Marijuana, Marihuana and Mariguana: What’s in a Name?

By Daniel Shortt

Photo by Didier le Ger, used under Creative Commons License.

Photo by Didier le Ger, used under Creative Commons License.

Cannabis is known by many names in the US. The most popular moniker is “marijuana” and has been for some time. In 2013, AlJazeera America documented the history of the term. In the 19th century, cannabis was the preferred term, found on medicine bottles throughout the country. The switch to marijuana occurred around 1910, at the time of the Mexican Revolution. The war displaced thousands of Mexican peasants, who migrated to the American south and brought with them “mariguana.”

The influx of migrants was met with prejudice, and according to one analyst, that prejudice led to the change in terminology.

In an effort to marginalize the new migrant population, the first anti-cannabis laws were targeted at the term “marijuana,” says Amanda Reiman, a policy manager at the Drug Policy Alliance. Scholars say it’s no coincidence that the first U.S. cities to outlaw pot were in border states. It is widely believed that El Paso, Texas, was the first U.S. city to ban cannabis, when it approved a measure in 1914 prohibiting the sale or possession of the drug.

The use of the term marijuana was soon codified in U.S. law. The first American Drug Czar Harry J. Anslinger was instrumental in outlawing cannabis and he preferred the term “marihuana.” In 1937 Congress passed the “Marihuana Tax Act.” Anslinger testified in favor of the bill, but even at that time, there was dispute over the use of the term marijuana. Dr. William C. Woodward, representing the American Medical Association presented the following testimony to Congress:

There is nothing in the medicinal use of cannabis that has any relation to Cannabis addiction. I use the word “cannabis” in preference to the word “marijuana”, because cannabis is the correct term for describing the plant and its products. The term “marijuana” is a mongrel word that has crept into this country over the Mexican border and has no general meaning, except as it relates to the use of cannabis preparations for smoking. It is not recognized in medicine, and hardly recognized even in the Treasury Department. Marijuana is not the correct term.
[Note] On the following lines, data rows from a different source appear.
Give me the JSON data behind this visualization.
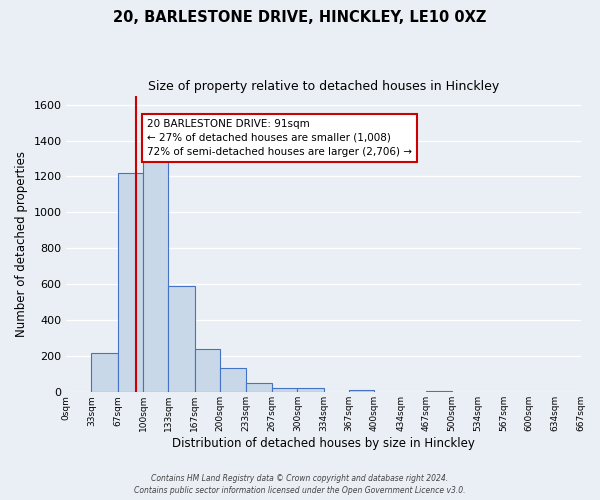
{
  "title": "20, BARLESTONE DRIVE, HINCKLEY, LE10 0XZ",
  "subtitle": "Size of property relative to detached houses in Hinckley",
  "xlabel": "Distribution of detached houses by size in Hinckley",
  "ylabel": "Number of detached properties",
  "bar_edges": [
    0,
    33,
    67,
    100,
    133,
    167,
    200,
    233,
    267,
    300,
    334,
    367,
    400,
    434,
    467,
    500,
    534,
    567,
    600,
    634,
    667
  ],
  "bar_heights": [
    0,
    220,
    1220,
    1295,
    590,
    240,
    135,
    50,
    25,
    25,
    0,
    10,
    0,
    0,
    5,
    0,
    0,
    0,
    0,
    0
  ],
  "bar_color": "#c8d8e8",
  "bar_edge_color": "#4472c4",
  "property_line_x": 91,
  "property_line_color": "#cc0000",
  "annotation_line1": "20 BARLESTONE DRIVE: 91sqm",
  "annotation_line2": "← 27% of detached houses are smaller (1,008)",
  "annotation_line3": "72% of semi-detached houses are larger (2,706) →",
  "annotation_box_color": "#ffffff",
  "annotation_box_edge": "#cc0000",
  "ylim": [
    0,
    1650
  ],
  "yticks": [
    0,
    200,
    400,
    600,
    800,
    1000,
    1200,
    1400,
    1600
  ],
  "tick_labels": [
    "0sqm",
    "33sqm",
    "67sqm",
    "100sqm",
    "133sqm",
    "167sqm",
    "200sqm",
    "233sqm",
    "267sqm",
    "300sqm",
    "334sqm",
    "367sqm",
    "400sqm",
    "434sqm",
    "467sqm",
    "500sqm",
    "534sqm",
    "567sqm",
    "600sqm",
    "634sqm",
    "667sqm"
  ],
  "background_color": "#eaeff5",
  "grid_color": "#ffffff",
  "footer_line1": "Contains HM Land Registry data © Crown copyright and database right 2024.",
  "footer_line2": "Contains public sector information licensed under the Open Government Licence v3.0."
}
It was the use of the term “marijuana” rather than the use of the term “cannabis” or the use of the term “Indian hemp” that was responsible, as you realized probably, a day or two ago, for the failure of the dealers in Indian hemp seed to connect up this bill with their business until rather late in the day. So, I shall use the word “cannabis” and I should certainly suggest that if any legislation is enacted, the term used be “cannabis” and not the mongrel word “marijuana.”

Despite the efforts of Dr. Woodward, marijuana beat out cannabis as the preferred term of the American people. In fact, the Controlled Substance Act (CSA), which is in effect to this day,  uses the term “marihuana” to define the parts of the cannabis plant that are prohibited. See 21 U.S.C.A. § 802 (16). Additionally, many states also use that term in their state counterparts to the CSA. However, there does appear to be a move towards using the more scientific term cannabis. For example, Washington has elected to name the agency charged with regulating the plant the Liquor and Cannabis Board.

On this blog, we use the terms marijuana and cannabis interchangeably. This is in large part due to the fact that the public uses the terms interchangeably. We hope that this brief history will help our readers consider the implications of using various terms to refer to the same plant.